How Women Are Making Wall Street a Better Place

Originally published on www.inc.com on January 22, 2015.

After Lehman Brothers went down, comments circulated on social media that if it had been a partnership of Lehman Sisters maybe greed wouldn't have gotten the better of it.
It isn't healthy to stereotype, and it may or may not be a useful exercise to study how many women have risen in investment banking and whether or not they do things differently from men. Certainly, whatever the investment style, in a competition for profitability one has to achieve results or else lose clients. But sustainable investing is proving that profits can come with a caring touch, and many women, and men, are excelling at it.
Here's one story of two women and their own quiet revolution.
Lily Engelhardt began a career in investing in 1981 and soon hired another Lily, LiliAnn Stafford. The two lived through the many waves of consolidation in New York investment banking: in 1986 they went to work for Shearson, which became Smith Barney, which became Morgan Stanley. Today they are wealth managers calling themselves "the Lily Group," under the Morgan Stanley umbrella.
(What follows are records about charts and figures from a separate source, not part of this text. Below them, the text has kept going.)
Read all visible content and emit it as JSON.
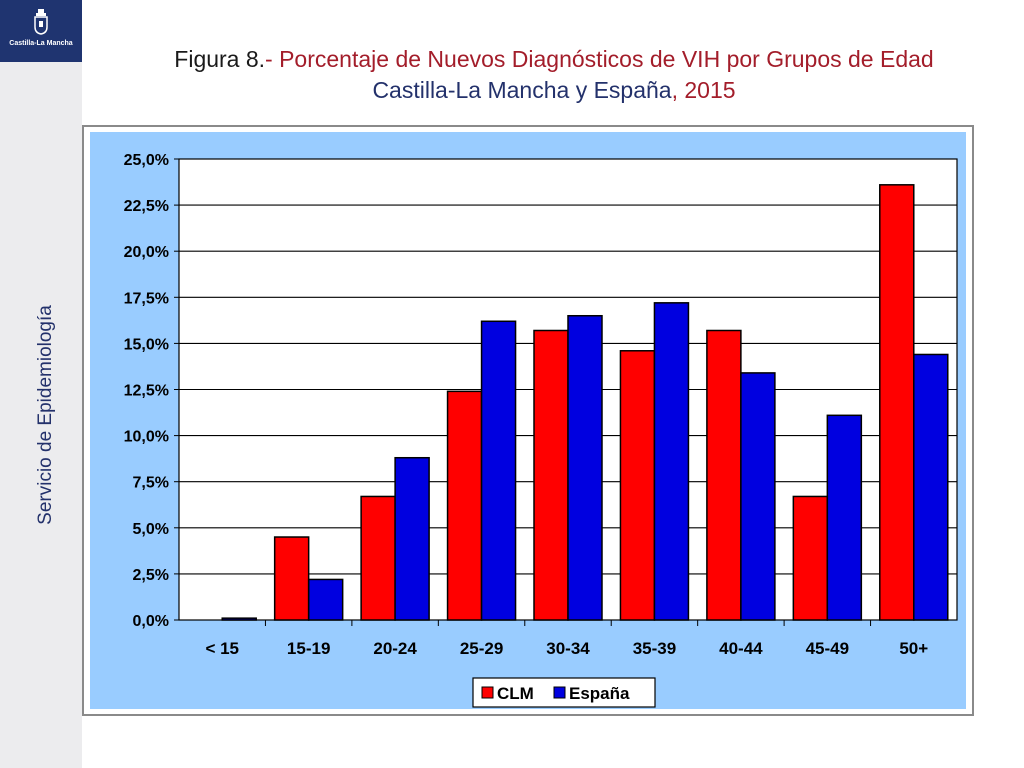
{
  "logo": {
    "text": "Castilla-La Mancha"
  },
  "sidebar": {
    "vertical_text": "Servicio de Epidemiología"
  },
  "title": {
    "line1_prefix": "Figura 8.",
    "line1_rest": "- Porcentaje de Nuevos Diagnósticos de VIH por Grupos de Edad",
    "line2_region": "Castilla-La Mancha y España",
    "line2_year": ", 2015"
  },
  "colors": {
    "clm": "#ff0000",
    "espana": "#0000e0",
    "plot_bg": "#ffffff",
    "chart_bg": "#99ccff"
  },
  "chart_data": {
    "type": "bar",
    "categories": [
      "< 15",
      "15-19",
      "20-24",
      "25-29",
      "30-34",
      "35-39",
      "40-44",
      "45-49",
      "50+"
    ],
    "series": [
      {
        "name": "CLM",
        "values": [
          0.0,
          4.5,
          6.7,
          12.4,
          15.7,
          14.6,
          15.7,
          6.7,
          23.6
        ]
      },
      {
        "name": "España",
        "values": [
          0.1,
          2.2,
          8.8,
          16.2,
          16.5,
          17.2,
          13.4,
          11.1,
          14.4
        ]
      }
    ],
    "ylim": [
      0,
      25
    ],
    "yticks": [
      "0,0%",
      "2,5%",
      "5,0%",
      "7,5%",
      "10,0%",
      "12,5%",
      "15,0%",
      "17,5%",
      "20,0%",
      "22,5%",
      "25,0%"
    ],
    "grid": true,
    "legend_position": "bottom-center"
  }
}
Because an early client was the pension fund of a labor union, the Lilies were tasked with some investment screening. The union asked them to avoid investing in companies known for union busting, to refrain from directly or indirectly investing in South Africa during Apartheid, and not to buy bonds funding a nuclear power plant. A few years later, they were adding companies supportive of gay rights to their clients' portfolios. "Our socially responsible investing began with the practice of screening for companies people didn't want to work with," says Engelhardt. It has evolved with the market, and today includes proactive impact investing, and shareholder activism through proxy voting to influence corporate practices.
In 1992 the Lilies began investing in a green fund, in response to client demand, and soon after they helped convert a Morgan Stanley value fund into a socially responsible fund. At this stage, still working with unions, they noticed that a large group of women was behind a garment industry pension fund interested in socially responsible investing. When they held a workshop to educate workers, mostly women, "we were stunned by how little they knew," recounts Stafford. "They didn't know what questions to ask. They needed to be empowered."
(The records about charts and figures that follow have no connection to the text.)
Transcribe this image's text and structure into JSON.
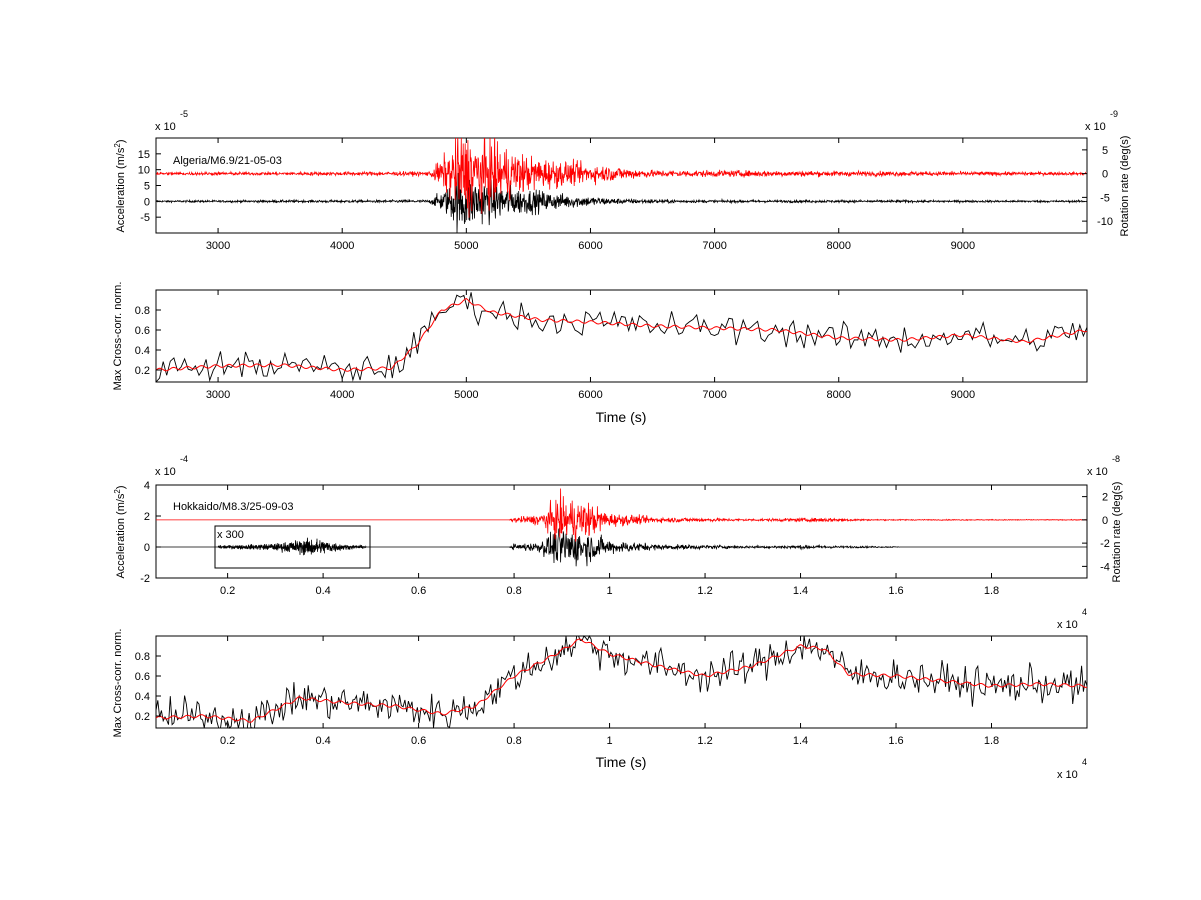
{
  "chart_data": [
    {
      "type": "line",
      "panel": "algeria-signals",
      "annotation": "Algeria/M6.9/21-05-03",
      "ylabel_left": "Acceleration (m/s²)",
      "ylabel_left_base": "Acceleration (m/s",
      "ylabel_left_sup": "2",
      "ylabel_left_end": ")",
      "ylabel_right": "Rotation rate (deg(s)",
      "xlim": [
        2500,
        10000
      ],
      "ylim_left": [
        -10,
        20
      ],
      "ylim_right": [
        -12.5,
        7.5
      ],
      "left_multiplier": "x 10",
      "left_multiplier_exp": "-5",
      "right_multiplier": "x 10",
      "right_multiplier_exp": "-9",
      "x_ticks": [
        "3000",
        "4000",
        "5000",
        "6000",
        "7000",
        "8000",
        "9000"
      ],
      "x_tick_values": [
        3000,
        4000,
        5000,
        6000,
        7000,
        8000,
        9000
      ],
      "y_left_ticks": [
        "15",
        "10",
        "5",
        "0",
        "-5"
      ],
      "y_left_tick_values": [
        15,
        10,
        5,
        0,
        -5
      ],
      "y_right_ticks": [
        "5",
        "0",
        "-5",
        "-10"
      ],
      "y_right_tick_values": [
        5,
        0,
        -5,
        -10
      ],
      "series": [
        {
          "axis": "left",
          "baseline": 0,
          "color": "#000000",
          "envelope": [
            [
              2500,
              0.2
            ],
            [
              4700,
              0.3
            ],
            [
              4850,
              3
            ],
            [
              4950,
              7
            ],
            [
              5100,
              5
            ],
            [
              5400,
              3
            ],
            [
              5800,
              1.5
            ],
            [
              6200,
              0.6
            ],
            [
              6800,
              0.3
            ],
            [
              10000,
              0.2
            ]
          ]
        },
        {
          "axis": "right",
          "baseline": 0,
          "color": "#ff0000",
          "envelope": [
            [
              2500,
              0.2
            ],
            [
              4700,
              0.3
            ],
            [
              4850,
              3
            ],
            [
              4950,
              6
            ],
            [
              5150,
              5
            ],
            [
              5500,
              2.5
            ],
            [
              5900,
              1.5
            ],
            [
              6500,
              0.5
            ],
            [
              10000,
              0.2
            ]
          ]
        }
      ]
    },
    {
      "type": "line",
      "panel": "algeria-correlation",
      "ylabel": "Max Cross-corr. norm.",
      "xlabel": "Time (s)",
      "xlim": [
        2500,
        10000
      ],
      "ylim": [
        0.08,
        1.0
      ],
      "x_ticks": [
        "3000",
        "4000",
        "5000",
        "6000",
        "7000",
        "8000",
        "9000"
      ],
      "x_tick_values": [
        3000,
        4000,
        5000,
        6000,
        7000,
        8000,
        9000
      ],
      "y_ticks": [
        "0.8",
        "0.6",
        "0.4",
        "0.2"
      ],
      "y_tick_values": [
        0.8,
        0.6,
        0.4,
        0.2
      ],
      "series": [
        {
          "color": "#ff0000",
          "kind": "smoothed",
          "x": [
            2500,
            3000,
            3500,
            4000,
            4400,
            4600,
            4800,
            5000,
            5200,
            5600,
            6000,
            6500,
            7000,
            7500,
            8000,
            8500,
            9000,
            9500,
            10000
          ],
          "y": [
            0.2,
            0.24,
            0.25,
            0.2,
            0.22,
            0.45,
            0.8,
            0.9,
            0.78,
            0.7,
            0.68,
            0.64,
            0.62,
            0.6,
            0.52,
            0.5,
            0.55,
            0.48,
            0.6
          ]
        },
        {
          "color": "#000000",
          "kind": "raw",
          "noise": 0.1
        }
      ]
    },
    {
      "type": "line",
      "panel": "hokkaido-signals",
      "annotation": "Hokkaido/M8.3/25-09-03",
      "inset_label": "x 300",
      "ylabel_left": "Acceleration (m/s²)",
      "ylabel_left_base": "Acceleration (m/s",
      "ylabel_left_sup": "2",
      "ylabel_left_end": ")",
      "ylabel_right": "Rotation rate (deg(s)",
      "xlim": [
        0.05,
        2.0
      ],
      "ylim_left": [
        -2,
        4
      ],
      "ylim_right": [
        -5,
        3
      ],
      "left_multiplier": "x 10",
      "left_multiplier_exp": "-4",
      "right_multiplier": "x 10",
      "right_multiplier_exp": "-8",
      "x_ticks": [
        "0.2",
        "0.4",
        "0.6",
        "0.8",
        "1",
        "1.2",
        "1.4",
        "1.6",
        "1.8"
      ],
      "x_tick_values": [
        0.2,
        0.4,
        0.6,
        0.8,
        1.0,
        1.2,
        1.4,
        1.6,
        1.8
      ],
      "y_left_ticks": [
        "4",
        "2",
        "0",
        "-2"
      ],
      "y_left_tick_values": [
        4,
        2,
        0,
        -2
      ],
      "y_right_ticks": [
        "2",
        "0",
        "-2",
        "-4"
      ],
      "y_right_tick_values": [
        2,
        0,
        -2,
        -4
      ],
      "series": [
        {
          "axis": "left",
          "baseline": 0,
          "color": "#000000",
          "envelope": [
            [
              0.05,
              0
            ],
            [
              0.79,
              0
            ],
            [
              0.8,
              0.15
            ],
            [
              0.85,
              0.2
            ],
            [
              0.9,
              0.9
            ],
            [
              0.95,
              0.7
            ],
            [
              1.0,
              0.3
            ],
            [
              1.1,
              0.12
            ],
            [
              1.3,
              0.05
            ],
            [
              1.4,
              0.08
            ],
            [
              1.5,
              0.04
            ],
            [
              1.6,
              0.02
            ],
            [
              1.61,
              0
            ],
            [
              2.0,
              0
            ]
          ]
        },
        {
          "axis": "right",
          "baseline": 0,
          "color": "#ff0000",
          "envelope": [
            [
              0.05,
              0
            ],
            [
              0.79,
              0
            ],
            [
              0.8,
              0.15
            ],
            [
              0.85,
              0.3
            ],
            [
              0.9,
              1.3
            ],
            [
              0.95,
              1.1
            ],
            [
              1.0,
              0.4
            ],
            [
              1.1,
              0.15
            ],
            [
              1.3,
              0.06
            ],
            [
              1.45,
              0.12
            ],
            [
              1.55,
              0.03
            ],
            [
              2.0,
              0.02
            ]
          ]
        },
        {
          "axis": "left",
          "baseline": 0,
          "color": "#000000",
          "inset": true,
          "x_range": [
            0.18,
            0.49
          ],
          "envelope": [
            [
              0.18,
              0.06
            ],
            [
              0.3,
              0.15
            ],
            [
              0.38,
              0.4
            ],
            [
              0.45,
              0.1
            ],
            [
              0.49,
              0.06
            ]
          ]
        }
      ]
    },
    {
      "type": "line",
      "panel": "hokkaido-correlation",
      "ylabel": "Max Cross-corr. norm.",
      "xlabel": "Time (s)",
      "xlim": [
        0.05,
        2.0
      ],
      "ylim": [
        0.08,
        1.0
      ],
      "x_multiplier": "x 10",
      "x_multiplier_exp": "4",
      "x_ticks": [
        "0.2",
        "0.4",
        "0.6",
        "0.8",
        "1",
        "1.2",
        "1.4",
        "1.6",
        "1.8"
      ],
      "x_tick_values": [
        0.2,
        0.4,
        0.6,
        0.8,
        1.0,
        1.2,
        1.4,
        1.6,
        1.8
      ],
      "y_ticks": [
        "0.8",
        "0.6",
        "0.4",
        "0.2"
      ],
      "y_tick_values": [
        0.8,
        0.6,
        0.4,
        0.2
      ],
      "series": [
        {
          "color": "#ff0000",
          "kind": "smoothed",
          "x": [
            0.05,
            0.15,
            0.25,
            0.35,
            0.45,
            0.55,
            0.65,
            0.72,
            0.8,
            0.88,
            0.94,
            1.0,
            1.1,
            1.2,
            1.3,
            1.4,
            1.45,
            1.5,
            1.6,
            1.7,
            1.8,
            1.9,
            2.0
          ],
          "y": [
            0.18,
            0.2,
            0.15,
            0.38,
            0.33,
            0.3,
            0.22,
            0.3,
            0.6,
            0.8,
            0.97,
            0.82,
            0.7,
            0.6,
            0.7,
            0.9,
            0.87,
            0.62,
            0.6,
            0.55,
            0.5,
            0.52,
            0.5
          ]
        },
        {
          "color": "#000000",
          "kind": "raw",
          "noise": 0.12
        }
      ]
    }
  ]
}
This drove the Lilies to reach out to women as clients. "Even today, when a brother and sister come in asking us to manage, the sister will tend to defer to the brother," says Engelhardt.
Indeed, a recent study by the Spectrem Group showed that although the number of wealthy women in the US is growing at a much faster rate than that of men, more wealthy women consider themselves "only fairly knowledgeable with a great deal to learn."
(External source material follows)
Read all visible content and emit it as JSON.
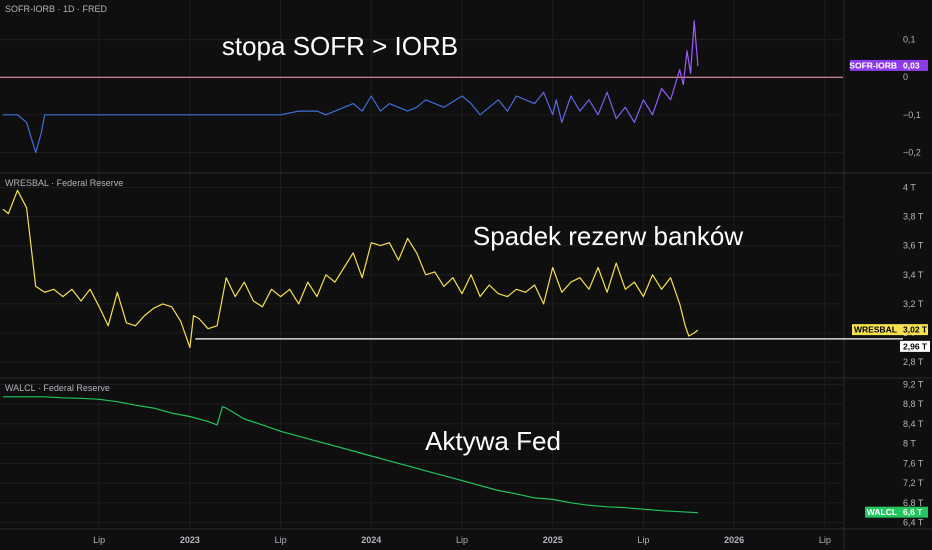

So with women clients the Lilies make an extra effort to educate and empower. The Lily Group web page promises women a holistic, sisterly approach with plenty of personal attention. "Your money is probably just as intimate as your marriage," says Stafford. "It's a very guarded topic. And women have always taken care of women."
The Lilies take calls at night from clients who have waited to tuck in the kids, and offer crayons in the office. They enjoy hearing women outline their dreams and goals and chat about the obstacles in their way.
Over the years, women have been warmed by the Lilies' welcoming approach, and also drawn to their emphasis on sustainable investing. "We've found in general women are more attuned to gun control--they'll say no defense, no gambling, no alcohol in my portfolio," says Engelhardt. "They care about domestic partnerships, they care about women in the workplace, they care about privacy issues, social justice; child labor is huge. Another thing that concerns women is animal testing in the cosmetic industry. And cleaner energy is a big focus, especially now that the Rockefeller Foundation is divesting from fossil fuels."
The Spectrem study confirms women's inclination towards sustainability: 86% of high income women consider the reputation of companies they are investing in, and 46% specifically consider the social responsibility of companies. These numbers are much higher than those for other affluent investors.
The Lilies won't turn away clients not interested in socially responsible investing, but they'll offer them lots of options. And there are many options available today that are socially responsible and profitable at the same time. Indeed, there are studies to show that companies with more female directors outperform companies without women on their boards, and that companies highly ranked for sustainability perform better than general stock indexes.
The Lilies are not alone on Wall Street, or elsewhere in the financial industry, though we don't hear much about these quiet changemakers. There are both a growing number of women in finance, and more investment managers who are socially responsible, women and men alike. Maybe it's time to look to their kind to take the lead.